İzlenen vakaların yüzde 75-80’nde koku alma bozukluğu olduğunu, bunun da genellikle düzeldiğini belirten Dr. Ustaoğlu, “İki yıl içerisinde izlediğim vakaların yüzde 75-80’ninde koku alma bozuklukları, tat alma bozuklukları ancak daha sonra geri dönüyor. Çok az bir kısmında kalıcı hale geliyor. Yani genellikle düzelebiliyor diyebiliriz. Yaş grupları arasında pek fark görmedik ancak genellikle 40 yaş sonrasında daha çok oluyor ve belirtiler daha ağır geçiyor” diye konuştu.
"İşitme kaybı olabilir"
Özellikle kulaklıkla yüksek sesle müzik dinlemenin kulakta işitme kaybına yol açabileceğine dikkat çeken Ustaoğlu, bu konuda da uyarılarda bulundu. Ustaoğlu, “Biz buna akustik travma diyoruz. Normalde insan konuşması 30 desibellik şiddet seviyesinde olur. Kulaklığı taktığımız zaman genellikle bu 30 desibel seviyesini aşarsınız. Zaten bütün elektronik cihazlarda ses yüksekliğini artırdığınız takdirde vücudunuza zararlı etkileri doğabilir diye uyarılar da vardır. Ne olur? Devamlı elektronik sesin belli bir frekansta iç kulağı etkilemesiyle o frekans bölgesinde saçlı hücrelerde dökülme olur. Onlar etkilenir, ölürler ve o frekans bölgesinden devamlı bir uyarı kulak çınlamalarına yol açar. Artı kulakta işitme kaybı olabilir. Biz belli seviyenin üzerinde işitme duygusuna zarar veren bu alışkanlığın gençler tarafından terk edilmesini istiyoruz. Kulak içi kulaklık kullanıldığında ayrıca dış kulak yolu enfeksiyonları ve dış kulak yolunda tahrişler de olabilir. Her halükarda normale yakın olmak lazım” ifadelerini kullandı.
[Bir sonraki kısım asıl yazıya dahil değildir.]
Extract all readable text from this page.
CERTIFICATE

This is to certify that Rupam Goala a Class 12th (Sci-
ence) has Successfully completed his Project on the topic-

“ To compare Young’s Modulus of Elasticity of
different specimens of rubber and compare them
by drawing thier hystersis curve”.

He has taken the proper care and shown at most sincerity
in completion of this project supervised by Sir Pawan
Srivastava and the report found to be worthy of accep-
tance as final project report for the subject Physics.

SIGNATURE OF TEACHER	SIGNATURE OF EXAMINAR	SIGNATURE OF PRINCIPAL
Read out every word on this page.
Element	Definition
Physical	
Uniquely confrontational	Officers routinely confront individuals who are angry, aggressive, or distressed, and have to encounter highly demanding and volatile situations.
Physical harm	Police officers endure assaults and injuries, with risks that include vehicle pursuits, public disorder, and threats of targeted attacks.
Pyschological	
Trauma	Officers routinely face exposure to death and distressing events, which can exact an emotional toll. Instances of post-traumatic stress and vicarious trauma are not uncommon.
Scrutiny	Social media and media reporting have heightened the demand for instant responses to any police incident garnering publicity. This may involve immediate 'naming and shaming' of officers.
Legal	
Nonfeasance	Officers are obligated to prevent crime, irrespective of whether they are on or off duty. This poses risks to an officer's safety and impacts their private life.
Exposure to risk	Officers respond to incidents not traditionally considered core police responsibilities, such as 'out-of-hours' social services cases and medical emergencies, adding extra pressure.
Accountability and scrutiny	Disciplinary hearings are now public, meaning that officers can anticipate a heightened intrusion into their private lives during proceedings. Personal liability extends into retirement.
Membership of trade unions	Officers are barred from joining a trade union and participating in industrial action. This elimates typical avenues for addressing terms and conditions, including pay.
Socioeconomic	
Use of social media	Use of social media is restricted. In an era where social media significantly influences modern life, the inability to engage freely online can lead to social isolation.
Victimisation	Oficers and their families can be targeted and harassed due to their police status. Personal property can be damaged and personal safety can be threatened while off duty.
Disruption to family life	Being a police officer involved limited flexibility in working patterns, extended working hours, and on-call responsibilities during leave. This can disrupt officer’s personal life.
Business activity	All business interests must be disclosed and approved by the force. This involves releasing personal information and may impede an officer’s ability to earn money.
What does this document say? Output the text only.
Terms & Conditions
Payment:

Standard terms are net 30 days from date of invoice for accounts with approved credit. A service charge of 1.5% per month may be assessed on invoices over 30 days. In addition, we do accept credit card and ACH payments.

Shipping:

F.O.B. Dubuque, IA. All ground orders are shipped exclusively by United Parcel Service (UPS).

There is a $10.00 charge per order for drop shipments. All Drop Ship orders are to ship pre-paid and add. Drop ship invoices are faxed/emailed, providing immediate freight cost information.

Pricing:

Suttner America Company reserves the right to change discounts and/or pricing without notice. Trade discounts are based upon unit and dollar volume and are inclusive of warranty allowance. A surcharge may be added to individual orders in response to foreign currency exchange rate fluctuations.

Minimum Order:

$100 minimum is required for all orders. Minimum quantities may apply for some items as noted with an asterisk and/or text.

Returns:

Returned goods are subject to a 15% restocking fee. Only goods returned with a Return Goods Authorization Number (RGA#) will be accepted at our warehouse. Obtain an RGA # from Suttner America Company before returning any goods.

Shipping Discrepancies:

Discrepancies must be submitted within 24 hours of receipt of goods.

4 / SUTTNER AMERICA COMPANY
Genellikle düğün ve eğlence yerlerinde yüksek sesle müzik çalınmasının kulağı olumsuz etkilediğine dikkat çeken Ustaoğlu, “Düğünlerimizde, restoranlarımızda, eğlence yerlerimizde buna hiç dikkat edilmez. 80-90 desibellik seslerle gümbür gümbür bağırtılarla toplantılar yapılır. Kapalı alandaki ses gürültünün etkisi hemen hemen kulaklıkla olan zarara eşdeğerdir. Bu anlamda kanuni zorunluluklar yönetmenlikler var. Bu tür iş yerlerinde, eğlence sektörlerinde, düğün salonlarında kanuni zorunluluğa uymalarını tavsiye ederiz. Bireysel olarak da kulaklık kullanan genç kardeşlerimize bilhassa belli seviyenin üzerinde sesi açmamasını tavsiye ederiz” şeklinde konuştu.